A Good Conservatory Can Add Value To Your Home
A good conservatory can add value to your home but beware of the bad and the ugly, says property journalist Sharon Dale. Conservatories get a bad rap and deservedly so.
There are so many poor and ugly examples out there, including the one my friend Karen inherited when she bought her three-bed semi. It’s a white, uPVC carbuncle that is best described as a stuffy, sweltering greenhouse in summer. The rest of the year it is cold, damp and dappled with black mould.
The good news is that standards seem to be improving thanks to the top end of the market, which is driving a change in both style and materials.
The Caulfield Company has some good examples of how you can create a useable space with large amounts of glazing. It specialises in bespoke glass buildings with state-of-the-art thermal performance. They come with automated shading and temperature control operated through built-in weather stations. This is tried-and-tested smart technology, widely used in big commercial buildings.
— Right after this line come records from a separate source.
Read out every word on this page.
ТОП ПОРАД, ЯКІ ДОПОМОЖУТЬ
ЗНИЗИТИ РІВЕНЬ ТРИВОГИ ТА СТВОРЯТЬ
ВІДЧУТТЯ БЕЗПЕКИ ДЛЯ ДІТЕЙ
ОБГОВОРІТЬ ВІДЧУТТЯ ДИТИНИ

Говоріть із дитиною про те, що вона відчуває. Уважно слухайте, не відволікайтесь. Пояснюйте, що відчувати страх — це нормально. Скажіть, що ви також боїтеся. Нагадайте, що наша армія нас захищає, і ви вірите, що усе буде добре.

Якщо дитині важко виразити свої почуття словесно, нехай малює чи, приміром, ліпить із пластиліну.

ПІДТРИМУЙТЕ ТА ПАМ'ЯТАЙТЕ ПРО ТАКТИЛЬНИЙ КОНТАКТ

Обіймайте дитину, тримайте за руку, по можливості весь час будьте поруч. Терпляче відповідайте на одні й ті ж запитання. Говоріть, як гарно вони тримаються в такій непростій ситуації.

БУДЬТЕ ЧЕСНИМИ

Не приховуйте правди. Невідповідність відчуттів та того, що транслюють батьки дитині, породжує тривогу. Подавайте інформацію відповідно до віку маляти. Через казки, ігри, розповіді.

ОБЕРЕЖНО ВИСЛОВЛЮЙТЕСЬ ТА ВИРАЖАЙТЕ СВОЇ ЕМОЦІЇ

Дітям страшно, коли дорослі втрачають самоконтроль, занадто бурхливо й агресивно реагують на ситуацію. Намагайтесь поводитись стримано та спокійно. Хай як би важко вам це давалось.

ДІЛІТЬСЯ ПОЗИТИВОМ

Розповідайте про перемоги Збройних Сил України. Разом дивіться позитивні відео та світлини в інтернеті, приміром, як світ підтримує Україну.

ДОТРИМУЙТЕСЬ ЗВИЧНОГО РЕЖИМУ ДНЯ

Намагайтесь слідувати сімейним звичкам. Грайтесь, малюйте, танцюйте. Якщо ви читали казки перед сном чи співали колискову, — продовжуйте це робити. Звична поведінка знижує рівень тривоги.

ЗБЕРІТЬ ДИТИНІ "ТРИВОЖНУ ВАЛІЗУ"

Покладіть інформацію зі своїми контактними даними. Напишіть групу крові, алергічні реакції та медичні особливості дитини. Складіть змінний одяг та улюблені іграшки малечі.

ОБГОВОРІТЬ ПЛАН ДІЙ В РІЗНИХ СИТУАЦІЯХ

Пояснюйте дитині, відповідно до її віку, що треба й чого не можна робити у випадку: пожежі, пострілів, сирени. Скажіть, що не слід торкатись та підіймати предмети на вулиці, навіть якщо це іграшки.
Bespoke glass rooms like this from The Caulfield Company boast their own weather station controls. The weather station controls an external awning and electronic roof vents, opening and closing them in response to weather conditions.
Mark Caulfield says: “This is far more effective than internal shading. The external awning acts as a physical barrier to heat entering the building, making it just as comfortable on a hot summer’s day as in the depths of winter.”
He adds: “These new buildings overcome the problems of heat and light control inherent in traditional-style conservatories. They are the perfect answer to Britain’s always unpredictable climate.”
Prices start from £45,000. At the lower end of the market, off the-peg conservatories start at about £5,000 but shop around and beware of pushy salespeople. Before you buy, consider how you will keep this space cool in summer and warm in winter.
If you have a fully glazed conservatory blinds like these from Hillarys are useful
Pleated conservatory blinds by Thomas Sanderson
Electric underfloor heating and plug-in panel heaters are expensive to run but are an option. Blinds will help shade the sun, although they will also block your view of the garden so make sure they are decorative and not dull.
Personally, I’d go for a cross between a conservatory and an extension – I’m calling it a garden room.
The construction would be timber framed and insulated side walls clad in either stone, brick or wood. The frontage would be fully-glazed and the roof either flat or pitched with Velux windows or a glazed lantern. The cost for something like this would be from £15,000 to £20,000. However, it would be useable all-year round and could function as an extra sitting room.
This brings us to cost benefit analysis. It is vital to work out exactly how much the conservatory or garden room will cost and then question how much value it will add to your property and how much use you will get out of it.
A rough guide is that a conservatory adds about seven per cent to the value, while a full-blown extension adds 11 per cent. However, if you create extra space that is useable all-year round and it has wow factor inside and out, with lovely views into the garden, this could add even more and it will certainly render your property much more saleable.
Planning permission isn’t usually a problem for conservatories as they are considered “permitted development” but do check as there are exceptions.
A more substantial garden room extension may also come under permitted development but this depends on previous extensions. Again it is vital to check before going ahead. As for décor, check out my new favourite website, Mia Fleur, for ideas. It has a great garden décor section with furniture and accessories that work both inside and out.